The Tourbillon is powered by a naturally aspirated V16 engine. The engine, developed by Cosworth, has a bore × stroke of 92x78.55 mm and is implemented in conjunction with 3 electric motors, 2 located at the front axle and 1 at the rear. The engine has a power output of 1000 PS and 900 Nm of torque, while the electric motors have a combined power output of 800 PS, making for a total of 1800 PS. Bugatti says that the choice to replace the quad turbocharger setup of the Chiron with a naturally aspirated engine was to make the experience "more emotional" and allow for a higher rev count, with the engine redlining at 9,000 rpm. The V16 features a crossplane crank design, a 90-degree bank angle, and dry sump lubrication system. The engine weighs a total of 252 kg. The Tourbillon uses an 8-speed dual-clutch transmission mounted longitudinally at the rear of the engine, in contrast to the Chiron where it was mounted at the front. The battery is a 24.8 kWh unit mounted in front of the engine in the central tunnel, which allows for a complete electric range of around 60 km.

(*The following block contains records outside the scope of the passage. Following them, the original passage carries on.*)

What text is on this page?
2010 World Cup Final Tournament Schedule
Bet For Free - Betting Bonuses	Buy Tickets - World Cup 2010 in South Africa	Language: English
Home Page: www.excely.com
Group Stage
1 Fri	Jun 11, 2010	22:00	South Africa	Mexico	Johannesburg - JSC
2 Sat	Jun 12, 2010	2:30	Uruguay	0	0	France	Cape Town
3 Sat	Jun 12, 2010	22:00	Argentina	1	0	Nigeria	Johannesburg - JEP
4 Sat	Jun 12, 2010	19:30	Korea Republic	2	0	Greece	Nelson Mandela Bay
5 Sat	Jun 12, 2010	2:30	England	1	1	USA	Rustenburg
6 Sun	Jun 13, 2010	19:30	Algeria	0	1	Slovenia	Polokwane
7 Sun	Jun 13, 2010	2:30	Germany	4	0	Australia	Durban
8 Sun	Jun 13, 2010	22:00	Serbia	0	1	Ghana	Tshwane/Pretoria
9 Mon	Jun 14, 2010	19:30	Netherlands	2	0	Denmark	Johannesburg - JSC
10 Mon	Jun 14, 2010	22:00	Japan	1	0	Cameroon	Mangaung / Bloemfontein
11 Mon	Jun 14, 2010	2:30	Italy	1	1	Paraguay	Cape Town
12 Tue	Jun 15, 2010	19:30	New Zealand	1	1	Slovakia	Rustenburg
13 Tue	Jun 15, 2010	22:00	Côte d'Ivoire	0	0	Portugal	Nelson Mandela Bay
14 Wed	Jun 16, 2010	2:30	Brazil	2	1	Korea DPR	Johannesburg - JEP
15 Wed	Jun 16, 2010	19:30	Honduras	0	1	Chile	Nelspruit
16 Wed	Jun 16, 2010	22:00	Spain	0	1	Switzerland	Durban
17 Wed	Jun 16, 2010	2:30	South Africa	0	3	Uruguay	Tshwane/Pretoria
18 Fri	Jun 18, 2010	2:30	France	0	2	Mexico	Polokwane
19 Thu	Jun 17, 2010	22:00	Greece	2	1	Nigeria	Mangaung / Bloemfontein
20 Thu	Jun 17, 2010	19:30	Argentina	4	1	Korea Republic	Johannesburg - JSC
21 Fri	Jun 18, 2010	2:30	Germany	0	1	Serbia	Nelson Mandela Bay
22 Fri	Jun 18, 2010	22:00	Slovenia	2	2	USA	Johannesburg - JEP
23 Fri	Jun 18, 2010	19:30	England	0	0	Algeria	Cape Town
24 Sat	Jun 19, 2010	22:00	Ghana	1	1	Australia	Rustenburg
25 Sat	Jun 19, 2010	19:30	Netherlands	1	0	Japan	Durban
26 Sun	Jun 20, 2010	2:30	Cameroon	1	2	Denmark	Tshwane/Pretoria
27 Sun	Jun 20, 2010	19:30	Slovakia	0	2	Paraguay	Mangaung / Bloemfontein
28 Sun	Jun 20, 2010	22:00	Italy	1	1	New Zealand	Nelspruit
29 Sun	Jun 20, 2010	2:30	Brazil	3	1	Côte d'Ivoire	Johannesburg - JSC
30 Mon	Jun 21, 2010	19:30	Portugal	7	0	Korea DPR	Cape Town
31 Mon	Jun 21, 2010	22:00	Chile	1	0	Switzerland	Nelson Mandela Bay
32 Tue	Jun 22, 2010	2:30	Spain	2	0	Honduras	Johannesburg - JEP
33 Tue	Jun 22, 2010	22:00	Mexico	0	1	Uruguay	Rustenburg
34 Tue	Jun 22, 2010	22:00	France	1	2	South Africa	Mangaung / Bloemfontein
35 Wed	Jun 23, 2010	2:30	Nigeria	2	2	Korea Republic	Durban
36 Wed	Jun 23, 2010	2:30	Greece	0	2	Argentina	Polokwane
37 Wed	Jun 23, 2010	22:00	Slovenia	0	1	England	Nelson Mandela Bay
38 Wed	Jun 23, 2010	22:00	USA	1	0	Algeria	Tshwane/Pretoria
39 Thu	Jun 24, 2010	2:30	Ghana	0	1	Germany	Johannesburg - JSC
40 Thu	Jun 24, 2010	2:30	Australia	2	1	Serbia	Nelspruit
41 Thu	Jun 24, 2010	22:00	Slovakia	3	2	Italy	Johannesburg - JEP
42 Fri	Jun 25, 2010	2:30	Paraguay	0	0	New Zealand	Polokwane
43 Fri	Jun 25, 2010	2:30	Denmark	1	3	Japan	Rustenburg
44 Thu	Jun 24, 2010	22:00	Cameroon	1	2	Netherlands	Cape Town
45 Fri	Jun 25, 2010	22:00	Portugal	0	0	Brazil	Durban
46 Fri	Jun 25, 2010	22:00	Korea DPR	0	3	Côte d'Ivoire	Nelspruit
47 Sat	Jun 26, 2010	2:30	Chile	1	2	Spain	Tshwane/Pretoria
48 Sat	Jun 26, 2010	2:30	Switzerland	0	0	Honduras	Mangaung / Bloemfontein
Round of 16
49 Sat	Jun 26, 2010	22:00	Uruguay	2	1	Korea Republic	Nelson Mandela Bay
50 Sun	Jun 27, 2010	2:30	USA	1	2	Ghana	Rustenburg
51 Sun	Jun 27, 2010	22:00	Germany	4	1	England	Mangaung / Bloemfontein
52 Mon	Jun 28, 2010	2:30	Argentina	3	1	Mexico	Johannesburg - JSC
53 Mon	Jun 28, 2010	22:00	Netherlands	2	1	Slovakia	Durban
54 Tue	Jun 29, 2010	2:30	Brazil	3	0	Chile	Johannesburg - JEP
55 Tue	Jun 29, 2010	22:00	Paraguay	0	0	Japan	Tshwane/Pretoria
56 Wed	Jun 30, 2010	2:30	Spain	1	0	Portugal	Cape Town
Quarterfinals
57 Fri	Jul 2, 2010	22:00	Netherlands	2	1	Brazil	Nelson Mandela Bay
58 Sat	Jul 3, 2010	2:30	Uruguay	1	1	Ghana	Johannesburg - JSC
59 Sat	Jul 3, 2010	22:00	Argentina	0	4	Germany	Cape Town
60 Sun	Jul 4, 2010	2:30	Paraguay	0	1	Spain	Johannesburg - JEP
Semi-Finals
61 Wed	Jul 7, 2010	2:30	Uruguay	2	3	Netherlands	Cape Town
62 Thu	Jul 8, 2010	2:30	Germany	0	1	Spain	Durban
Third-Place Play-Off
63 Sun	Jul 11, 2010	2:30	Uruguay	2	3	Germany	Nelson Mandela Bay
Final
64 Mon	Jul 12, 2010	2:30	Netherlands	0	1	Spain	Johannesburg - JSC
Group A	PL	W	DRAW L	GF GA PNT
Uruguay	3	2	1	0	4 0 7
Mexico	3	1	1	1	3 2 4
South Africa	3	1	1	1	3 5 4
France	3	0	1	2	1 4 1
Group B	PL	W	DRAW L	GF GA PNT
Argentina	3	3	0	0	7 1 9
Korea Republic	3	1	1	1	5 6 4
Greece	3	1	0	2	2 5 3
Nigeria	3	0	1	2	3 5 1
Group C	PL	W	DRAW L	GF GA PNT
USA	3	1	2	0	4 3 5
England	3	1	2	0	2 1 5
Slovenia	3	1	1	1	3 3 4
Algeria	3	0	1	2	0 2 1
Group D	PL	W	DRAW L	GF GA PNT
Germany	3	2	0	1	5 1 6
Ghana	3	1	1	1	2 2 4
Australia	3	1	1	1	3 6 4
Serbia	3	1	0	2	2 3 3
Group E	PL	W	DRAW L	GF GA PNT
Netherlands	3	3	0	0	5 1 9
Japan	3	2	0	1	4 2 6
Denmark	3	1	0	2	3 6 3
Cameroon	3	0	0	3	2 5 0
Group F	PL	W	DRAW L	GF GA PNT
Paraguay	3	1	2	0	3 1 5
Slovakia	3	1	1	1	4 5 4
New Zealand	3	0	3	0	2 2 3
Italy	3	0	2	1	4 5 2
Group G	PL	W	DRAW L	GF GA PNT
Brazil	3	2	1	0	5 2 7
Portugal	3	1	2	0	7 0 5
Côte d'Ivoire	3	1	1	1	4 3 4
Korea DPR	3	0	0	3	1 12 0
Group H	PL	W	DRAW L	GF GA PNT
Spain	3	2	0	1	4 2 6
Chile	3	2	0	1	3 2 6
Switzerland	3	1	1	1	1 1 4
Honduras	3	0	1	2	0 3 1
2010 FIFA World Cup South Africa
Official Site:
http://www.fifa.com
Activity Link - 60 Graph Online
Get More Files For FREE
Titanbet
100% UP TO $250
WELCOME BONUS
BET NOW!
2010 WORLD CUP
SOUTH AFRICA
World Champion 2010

For the suspension of the Tourbillon, Bugatti collaborated with Divergent Technologies, the parent company of Czinger, to create organically shaped 3D-printed suspension components designed with the assistance of AI. The suspension is a forged aluminum multi-link setup that Bugatti says is 45 percent lighter than the suspension system found in the Chiron.

The chassis of the Tourbillon is made from T800 carbon composite, with front and rear frames that use 3D printed braces, and a battery that is integrated into the monocoque in order to save weight. It also features a diffuser designed to serve as part of the crash structure in place of a rear crash beam, which functions as another weight-saving measure.

== Performance ==
Bugatti say they expect the Tourbillon will be able to accelerate from 0–100 km/h in under 2.0 seconds, 0–200 km/h in under 5.0 seconds, 0–300 km/h in under 10.0 seconds and 0–400 km/h in under 25.0 seconds. It has an electronically limited top speed of 380 km/h but the limit is raised to 445 km/h when a speed key is inserted.